Because tolerance of Catholics (or, in Catholic countries, tolerance of Protestants) was pretty much unthinkable at the time he wrote, attributing such sentiments to Locke seemed an unlikely stretch, so scholars put the newly discovered manuscript through a number of tests in order to determine whether it was, indeed, Locke’s.

It was.

“Locke is supposed to have never tolerated Catholics,” said Walmsley. “All his published work suggested that he would never even consider this as a possibility. This manuscript shows him taking an initial position that’s startling for him and for thinkers of his time – next to no one suggested this at this point. It shows him to be much more tolerant in certain respects than was ever previously supposed.”

Locke, who died in 1704, is known for his Two Treatises on Government, which which became a foundational text for modern western democracy. His other hugely influential texts included the Essay Concerning Human Understanding, which provided philosophical grounds for the scientific revolution, and A Letter Concerning Toleration, which influenced James Madison’s thinking on the separation of church and state in his work on the US constitution.

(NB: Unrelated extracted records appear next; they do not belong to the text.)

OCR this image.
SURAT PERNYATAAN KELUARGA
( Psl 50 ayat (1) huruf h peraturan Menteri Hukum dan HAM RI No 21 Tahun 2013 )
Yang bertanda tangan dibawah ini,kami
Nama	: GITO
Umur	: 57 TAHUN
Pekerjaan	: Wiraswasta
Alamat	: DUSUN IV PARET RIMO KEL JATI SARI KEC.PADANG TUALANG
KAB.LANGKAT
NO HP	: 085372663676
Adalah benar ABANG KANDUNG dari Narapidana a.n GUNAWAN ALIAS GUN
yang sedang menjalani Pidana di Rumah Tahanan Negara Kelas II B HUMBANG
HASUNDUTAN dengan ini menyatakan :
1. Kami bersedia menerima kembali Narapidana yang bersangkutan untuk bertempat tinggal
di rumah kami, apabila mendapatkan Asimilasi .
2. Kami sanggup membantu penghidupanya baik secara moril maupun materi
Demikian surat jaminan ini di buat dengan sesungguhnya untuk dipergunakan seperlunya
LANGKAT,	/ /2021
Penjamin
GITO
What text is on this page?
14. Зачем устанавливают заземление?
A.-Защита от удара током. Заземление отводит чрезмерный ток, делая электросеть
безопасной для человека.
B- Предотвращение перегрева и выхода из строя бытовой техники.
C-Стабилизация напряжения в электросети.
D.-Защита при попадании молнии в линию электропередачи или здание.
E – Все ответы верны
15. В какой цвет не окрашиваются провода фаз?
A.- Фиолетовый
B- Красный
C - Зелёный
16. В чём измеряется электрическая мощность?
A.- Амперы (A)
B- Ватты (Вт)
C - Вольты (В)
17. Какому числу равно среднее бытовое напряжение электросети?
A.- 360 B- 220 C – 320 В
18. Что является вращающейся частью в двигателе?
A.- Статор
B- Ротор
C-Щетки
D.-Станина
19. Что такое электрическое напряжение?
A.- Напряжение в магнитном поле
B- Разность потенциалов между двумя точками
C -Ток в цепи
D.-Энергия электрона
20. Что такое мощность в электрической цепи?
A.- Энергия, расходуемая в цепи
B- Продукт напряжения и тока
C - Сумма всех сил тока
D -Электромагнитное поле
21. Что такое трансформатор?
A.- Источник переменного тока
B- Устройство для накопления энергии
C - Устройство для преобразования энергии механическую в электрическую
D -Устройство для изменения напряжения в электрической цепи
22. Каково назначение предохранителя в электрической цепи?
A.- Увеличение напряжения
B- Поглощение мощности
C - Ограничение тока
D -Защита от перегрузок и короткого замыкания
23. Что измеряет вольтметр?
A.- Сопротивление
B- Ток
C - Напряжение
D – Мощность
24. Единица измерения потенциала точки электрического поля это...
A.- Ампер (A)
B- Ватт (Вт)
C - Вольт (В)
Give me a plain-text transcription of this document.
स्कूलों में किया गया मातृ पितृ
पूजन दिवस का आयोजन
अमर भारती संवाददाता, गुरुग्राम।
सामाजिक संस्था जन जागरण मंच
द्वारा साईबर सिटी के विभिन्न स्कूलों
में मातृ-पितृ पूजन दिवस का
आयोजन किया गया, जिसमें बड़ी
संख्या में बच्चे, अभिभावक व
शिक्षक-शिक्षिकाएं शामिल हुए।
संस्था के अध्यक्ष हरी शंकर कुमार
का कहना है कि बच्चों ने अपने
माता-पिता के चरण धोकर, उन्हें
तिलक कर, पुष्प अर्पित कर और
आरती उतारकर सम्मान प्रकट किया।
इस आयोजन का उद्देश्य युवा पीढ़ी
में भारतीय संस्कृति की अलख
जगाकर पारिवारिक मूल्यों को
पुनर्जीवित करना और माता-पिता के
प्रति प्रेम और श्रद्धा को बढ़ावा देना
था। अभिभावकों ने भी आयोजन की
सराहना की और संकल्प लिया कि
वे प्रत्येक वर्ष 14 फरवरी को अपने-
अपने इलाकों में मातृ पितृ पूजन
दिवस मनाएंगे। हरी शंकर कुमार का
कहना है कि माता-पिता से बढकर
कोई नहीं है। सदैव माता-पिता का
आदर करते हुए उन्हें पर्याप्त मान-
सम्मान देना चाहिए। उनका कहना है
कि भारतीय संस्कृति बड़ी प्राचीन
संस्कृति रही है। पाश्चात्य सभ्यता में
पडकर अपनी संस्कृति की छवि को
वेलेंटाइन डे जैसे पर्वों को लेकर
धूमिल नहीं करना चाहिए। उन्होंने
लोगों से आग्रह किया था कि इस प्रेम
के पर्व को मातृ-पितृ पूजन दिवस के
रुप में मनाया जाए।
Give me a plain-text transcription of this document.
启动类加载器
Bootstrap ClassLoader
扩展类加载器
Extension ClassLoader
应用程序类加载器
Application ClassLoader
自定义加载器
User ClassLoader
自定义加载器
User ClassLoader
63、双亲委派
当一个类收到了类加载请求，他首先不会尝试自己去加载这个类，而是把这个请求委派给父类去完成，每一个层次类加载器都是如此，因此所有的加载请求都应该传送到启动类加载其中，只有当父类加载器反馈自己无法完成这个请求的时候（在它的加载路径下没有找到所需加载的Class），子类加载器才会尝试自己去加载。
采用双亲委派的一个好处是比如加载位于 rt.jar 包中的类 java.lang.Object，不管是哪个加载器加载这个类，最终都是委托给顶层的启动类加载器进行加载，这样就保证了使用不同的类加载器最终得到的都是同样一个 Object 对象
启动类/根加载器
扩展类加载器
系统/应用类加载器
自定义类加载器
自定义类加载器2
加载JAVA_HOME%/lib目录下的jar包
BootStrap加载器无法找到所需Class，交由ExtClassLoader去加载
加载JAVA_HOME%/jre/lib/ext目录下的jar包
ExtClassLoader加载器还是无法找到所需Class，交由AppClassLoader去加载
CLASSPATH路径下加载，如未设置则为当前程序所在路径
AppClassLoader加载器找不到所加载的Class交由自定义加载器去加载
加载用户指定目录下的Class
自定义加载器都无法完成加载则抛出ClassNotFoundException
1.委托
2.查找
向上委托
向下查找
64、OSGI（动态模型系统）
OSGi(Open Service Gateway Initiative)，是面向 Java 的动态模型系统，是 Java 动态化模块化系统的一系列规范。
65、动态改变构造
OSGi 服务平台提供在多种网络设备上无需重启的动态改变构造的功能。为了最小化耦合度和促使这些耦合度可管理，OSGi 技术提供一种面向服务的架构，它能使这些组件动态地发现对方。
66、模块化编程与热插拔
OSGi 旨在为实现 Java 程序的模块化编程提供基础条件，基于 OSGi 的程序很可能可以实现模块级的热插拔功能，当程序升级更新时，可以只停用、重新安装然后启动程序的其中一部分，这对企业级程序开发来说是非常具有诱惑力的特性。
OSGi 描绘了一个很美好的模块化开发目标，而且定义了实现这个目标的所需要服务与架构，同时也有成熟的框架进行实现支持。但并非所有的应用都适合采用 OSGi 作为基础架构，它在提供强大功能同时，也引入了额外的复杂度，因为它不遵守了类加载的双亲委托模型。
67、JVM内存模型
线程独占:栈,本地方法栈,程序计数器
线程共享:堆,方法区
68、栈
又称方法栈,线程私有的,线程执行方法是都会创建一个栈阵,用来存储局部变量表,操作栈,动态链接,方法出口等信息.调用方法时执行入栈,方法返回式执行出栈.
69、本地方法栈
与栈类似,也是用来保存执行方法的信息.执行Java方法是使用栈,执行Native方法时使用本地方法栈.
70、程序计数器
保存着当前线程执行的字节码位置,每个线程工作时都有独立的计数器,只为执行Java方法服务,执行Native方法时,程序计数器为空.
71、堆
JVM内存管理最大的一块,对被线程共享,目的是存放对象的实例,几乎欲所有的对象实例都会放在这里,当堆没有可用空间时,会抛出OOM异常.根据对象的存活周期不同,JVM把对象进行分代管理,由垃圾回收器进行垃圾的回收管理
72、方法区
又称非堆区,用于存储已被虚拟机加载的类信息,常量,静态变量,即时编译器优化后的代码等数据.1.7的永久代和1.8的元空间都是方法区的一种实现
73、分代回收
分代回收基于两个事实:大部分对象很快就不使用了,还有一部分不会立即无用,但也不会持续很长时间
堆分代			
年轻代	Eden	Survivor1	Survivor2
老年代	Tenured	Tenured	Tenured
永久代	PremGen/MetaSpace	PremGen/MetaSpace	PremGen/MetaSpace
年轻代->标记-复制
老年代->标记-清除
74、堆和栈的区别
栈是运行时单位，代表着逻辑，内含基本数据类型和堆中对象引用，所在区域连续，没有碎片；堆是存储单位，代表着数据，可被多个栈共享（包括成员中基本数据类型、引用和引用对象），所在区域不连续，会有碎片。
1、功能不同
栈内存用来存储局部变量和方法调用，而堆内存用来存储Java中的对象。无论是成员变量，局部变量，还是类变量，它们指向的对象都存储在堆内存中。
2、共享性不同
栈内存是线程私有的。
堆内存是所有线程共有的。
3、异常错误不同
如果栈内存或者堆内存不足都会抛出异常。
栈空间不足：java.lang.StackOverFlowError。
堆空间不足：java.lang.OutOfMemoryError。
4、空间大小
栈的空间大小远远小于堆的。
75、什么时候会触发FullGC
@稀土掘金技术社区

The newly-discovered document was written before A Letter Concerning Toleration, and adds to our understanding of Locke’s approach to what we now call “nondiscrimination.” As America’s religious and racial diversity explodes, the growth of “toleration”–or more properly, civic equality and inclusion–becomes an ever more critical element of a functioning polis.

Joseph Macfarland, dean of St John’s College, said it was “an unexpected pleasure to find that we are in possession of a manuscript by Locke himself on a question so critical to American political life and to liberal democracy generally”.

Calling the question critical is an understatement. We either overcome our innate tribalism and learn to live amicably together, or this experiment we call America is over.

The 2020 election provides us with a stark choice: We can re-elect Trump and validate various degrees of intolerance of anyone who isn’t a white Christian male, or we can reject the politics of hate and division and embrace “toleration.”